From the Inner West suburb of Marrickville in Sydney, Poor Toms has been distilling superb spirits since 2015. We take a closer look at one of the distillery’s OG: Poor Toms’ Sydney Dry Gin.
Anyone who lives in or near Sydney will tell you that the suburb of Marrickville is the craft capital of the city. The concentration of independent breweries and distilleries here is amazing.
But before 2015, things were very different.
Poor Toms was really the touch paper that started this explosion of small, handmade producers in this part of the Inner West.
About Poor Toms
Poor Toms was founded by Jesse Kennedy and Griff Blumer, two mates who have known each other since high school and who, coincidentally, have the same middle name: Tom.
So one part of the distillery’s name is now clear.
As for the ‘Poor’ part, it may have some insinuation to their finances when they were sharing a house in Newtown in their early twenties and the idea of a distillery first came about.
More likely, it’s a reference to the character of Edgar in Shakespeare’s King Lear, who pretends to be a madman called Poor Tom.
Certainly, when we met them when they first started out, Griff and Jesse’s nervous, excited energy suggested that there was still a part of them that thought there was a touch of madness to this distillery idea they’d dreamt up.
But they’ve gone on to be one of the stalwarts of Australian distilling, and you’ll find their gins, vodka and amaro in bars and bottle shops right across the country.
About the Bottle
Jesse and Griff have always had great branding.
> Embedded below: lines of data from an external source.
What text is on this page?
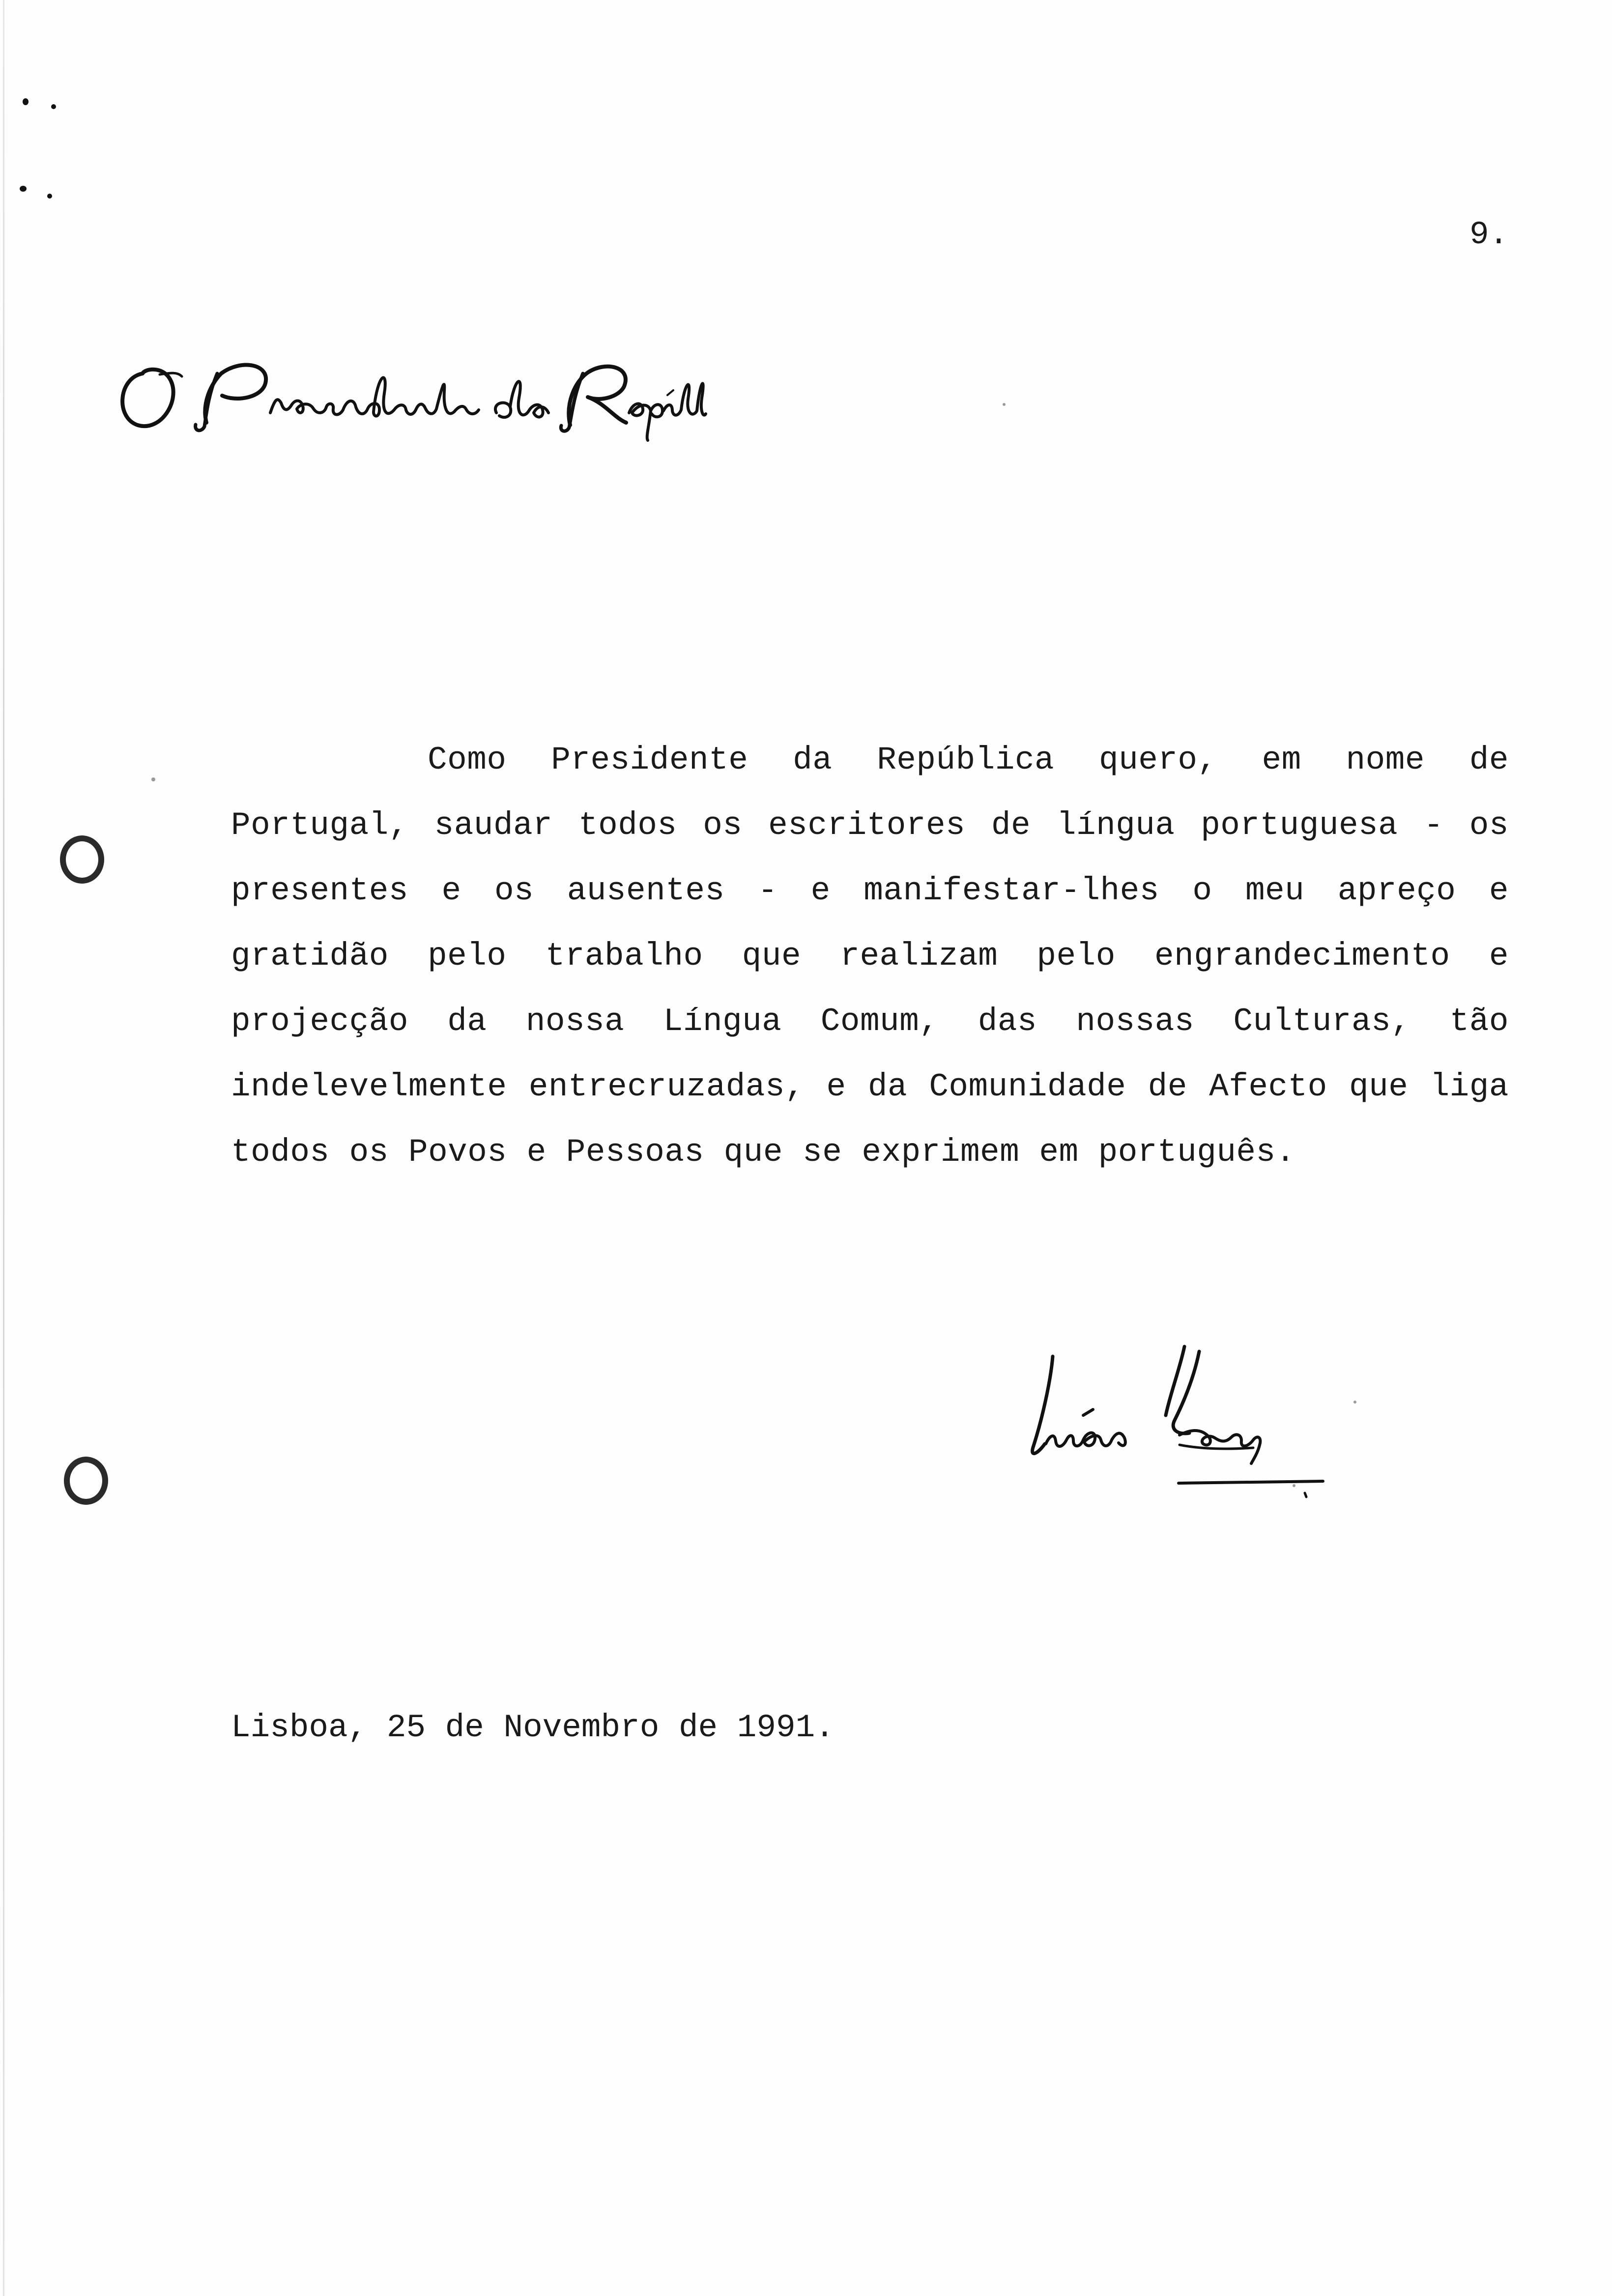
9.

Como Presidente da República quero, em nome de Portugal, saudar todos os escritores de língua portuguesa - os presentes e os ausentes - e manifestar-lhes o meu apreço e gratidão pelo trabalho que realizam pelo engrandecimento e projecção da nossa Língua Comum, das nossas Culturas, tão indelevelmente entrecruzadas, e da Comunidade de Afecto que liga todos os Povos e Pessoas que se exprimem em português.

Lisboa, 25 de Novembro de 1991.
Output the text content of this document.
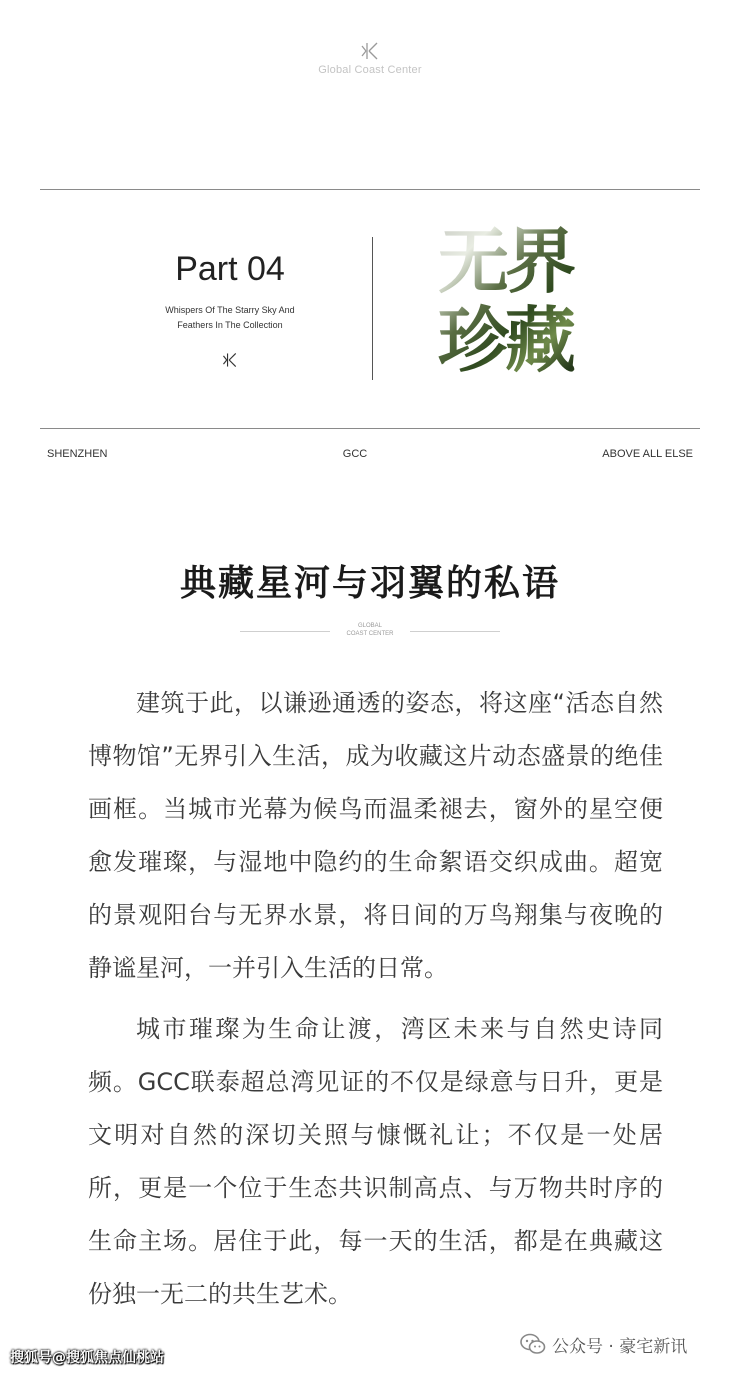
Global Coast Center
Part 04
Whispers Of The Starry Sky And
Feathers In The Collection
无界
珍藏
SHENZHEN	GCC	ABOVE ALL ELSE
典藏星河与羽翼的私语
GLOBAL
COAST CENTER

建筑于此，以谦逊通透的姿态，将这座“活态自然博物馆”无界引入生活，成为收藏这片动态盛景的绝佳画框。当城市光幕为候鸟而温柔褪去，窗外的星空便愈发璀璨，与湿地中隐约的生命絮语交织成曲。超宽的景观阳台与无界水景，将日间的万鸟翔集与夜晚的静谧星河，一并引入生活的日常。

城市璀璨为生命让渡，湾区未来与自然史诗同频。GCC联泰超总湾见证的不仅是绿意与日升，更是文明对自然的深切关照与慷慨礼让；不仅是一处居所，更是一个位于生态共识制高点、与万物共时序的生命主场。居住于此，每一天的生活，都是在典藏这份独一无二的共生艺术。

搜狐号@搜狐焦点仙桃站
公众号 · 豪宅新讯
The artwork of their bottle labels is so striking and the Sydney Dry Gin bottle’s no exception.
Abstract orgy-like chaos, perhaps representing the feigned madness of King Lear’s Poor Tom, is inspired by Renaissance artist Hieronymus Bosch’s strange The Garden of Earthly Delights and tells a tale of what’s inside.
It’s refreshingly irreverent, funny and purely creative, and is one of those labels you could sit and look at for hours and still see something new the next time you pick it up.
While you’re examining the artwork, you’ll notice hints of the botanicals Griff and Jesse have used in their Sydney Dry Gin—as well as stuff that’s hopefully not in the gin; bats, bin chickens, giant koalas and a man inexplicably popping flowers up someone’s bum!
Jesse and Griff have always pushed back against making a ‘London Dry’ gin, determined to make something different and a gin that would represent where they’re from and where the gin comes from too.
Poor Toms’ Sydney Dry Gin is still juniper-led, but there’s plenty of differences that sets it apart from a classic London dry style.
Listed botanicals for the Sydney Dry are: juniper, freshly pressed granny smith apples, strawberry gum leaf, chamomile, lemon myrtle, coriander seed, angelica root, cinnamon, cardamon and cubeb pepper.
On the nose, juniper, soft strawberry jellybeans and citrus with underlying peppery spice, lifted floral notes
To taste, you get juicy strawberry sweetness (in the same way that strawberries are never that sweet and it always surprises you) and light, minty-menthol eucalypt notes are followed with slight earthiness and a medium finish.
There’s also a lovely silky smooth oily texture to this gin that coats the mouth and even though it’s over 41%ABV, there’s no burn from Poor Toms’ Sydney Dry Gin, even when you taste it neat.
Surely, this is a martini gin. It’s so smooth and delicate that a martini, served clean and very dry, would do it justice.
Alternatively, Sydney Dry Gin with a light tonic would make a lovely G&T, and Poor Toms also recommend a south side, which I get.
This gin would also go well in a negroni, especially if you’re using Poor Toms’ Imbroglio instead of the oh so basic Campari.